Al suo posto era sorto il Kosakenland in Nord Italien come le autorità tedesche avevano definito il territorio assegnato ai cosacchi, oppure Cosackia come fu chiamata dai cosacchi. Carnici e cosacchi, due popoli separati da migliaia di chilometri, con storie e tradizioni diversissime, si approntavano a vivere insieme un periodo difficile e doloroso per entrambi, conclusosi nel maggio 1945 con la fine di un incubo per i primi, con una tragedia per i secondi.
L’esperienza della Zona Libera della Carnia, così feconda di iniziative innovatrici in campo politico, economico, sociale e culturale, conclusasi il 10 ottobre 1944, non fu vana.
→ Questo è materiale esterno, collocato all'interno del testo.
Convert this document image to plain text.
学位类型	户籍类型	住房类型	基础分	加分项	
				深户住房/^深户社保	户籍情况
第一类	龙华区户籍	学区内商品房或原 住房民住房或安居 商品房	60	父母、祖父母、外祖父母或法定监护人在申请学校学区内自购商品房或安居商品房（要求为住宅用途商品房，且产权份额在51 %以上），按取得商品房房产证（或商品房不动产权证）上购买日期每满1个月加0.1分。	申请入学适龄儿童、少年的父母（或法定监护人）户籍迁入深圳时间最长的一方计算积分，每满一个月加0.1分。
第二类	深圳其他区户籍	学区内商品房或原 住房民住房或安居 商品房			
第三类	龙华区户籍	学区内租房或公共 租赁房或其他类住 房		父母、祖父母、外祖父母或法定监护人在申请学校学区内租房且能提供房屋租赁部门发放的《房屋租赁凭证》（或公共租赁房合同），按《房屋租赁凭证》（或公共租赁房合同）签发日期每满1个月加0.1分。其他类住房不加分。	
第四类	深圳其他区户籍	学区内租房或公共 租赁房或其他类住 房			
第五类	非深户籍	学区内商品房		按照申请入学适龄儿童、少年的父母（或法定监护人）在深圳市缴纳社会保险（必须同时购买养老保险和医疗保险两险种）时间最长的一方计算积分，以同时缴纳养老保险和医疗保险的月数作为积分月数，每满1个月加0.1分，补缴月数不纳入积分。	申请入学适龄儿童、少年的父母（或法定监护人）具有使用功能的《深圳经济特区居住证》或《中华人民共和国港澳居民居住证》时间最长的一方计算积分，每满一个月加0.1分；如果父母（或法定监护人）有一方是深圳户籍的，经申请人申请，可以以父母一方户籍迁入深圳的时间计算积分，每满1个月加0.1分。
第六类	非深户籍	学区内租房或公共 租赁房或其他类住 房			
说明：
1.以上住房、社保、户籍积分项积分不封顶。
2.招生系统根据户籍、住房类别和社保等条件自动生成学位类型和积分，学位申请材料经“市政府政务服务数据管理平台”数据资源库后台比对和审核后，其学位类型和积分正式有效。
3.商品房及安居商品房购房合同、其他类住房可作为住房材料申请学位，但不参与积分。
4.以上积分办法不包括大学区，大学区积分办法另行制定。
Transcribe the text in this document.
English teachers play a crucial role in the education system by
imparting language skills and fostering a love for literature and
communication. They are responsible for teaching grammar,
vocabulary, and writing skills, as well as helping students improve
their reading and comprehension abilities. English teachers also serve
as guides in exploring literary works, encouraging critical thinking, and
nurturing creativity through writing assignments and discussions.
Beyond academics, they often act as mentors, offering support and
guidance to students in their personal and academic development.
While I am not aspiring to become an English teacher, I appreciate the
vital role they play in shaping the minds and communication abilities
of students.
Sulla base di quell’esperienza, il Comitato di Liberazione Nazionale, nell’immediato dopoguerra (1946), diede vita alla Comunità Carnica, organo di promozione socio-economica cui aderirono quasi tutti i Comuni della Carnia.
Nel 1947, il Prefetto di Udine approvava la costituzione di un “Consorzio denominato Comunità Carnia”. Era questa Comunità Montana cosa assai diversa dalle omonime istituzioni del passato, quali per esempio la “Magnifica Comunità Cadorina”, le quali avevano finalità privatistiche di gestione patrimoniale e non di generale promozione di un’area montana omogenea.
Quella carnica fu quindi la prima Comunità Montana in Italia. Fu proprio il suo primo Presidente, il Sen. Michele Gortani, già capo del CLN carnico, ad essere incaricato dal Parlamento di predisporre, nel 1952, uno schema di legge per lo sviluppo delle aree montane.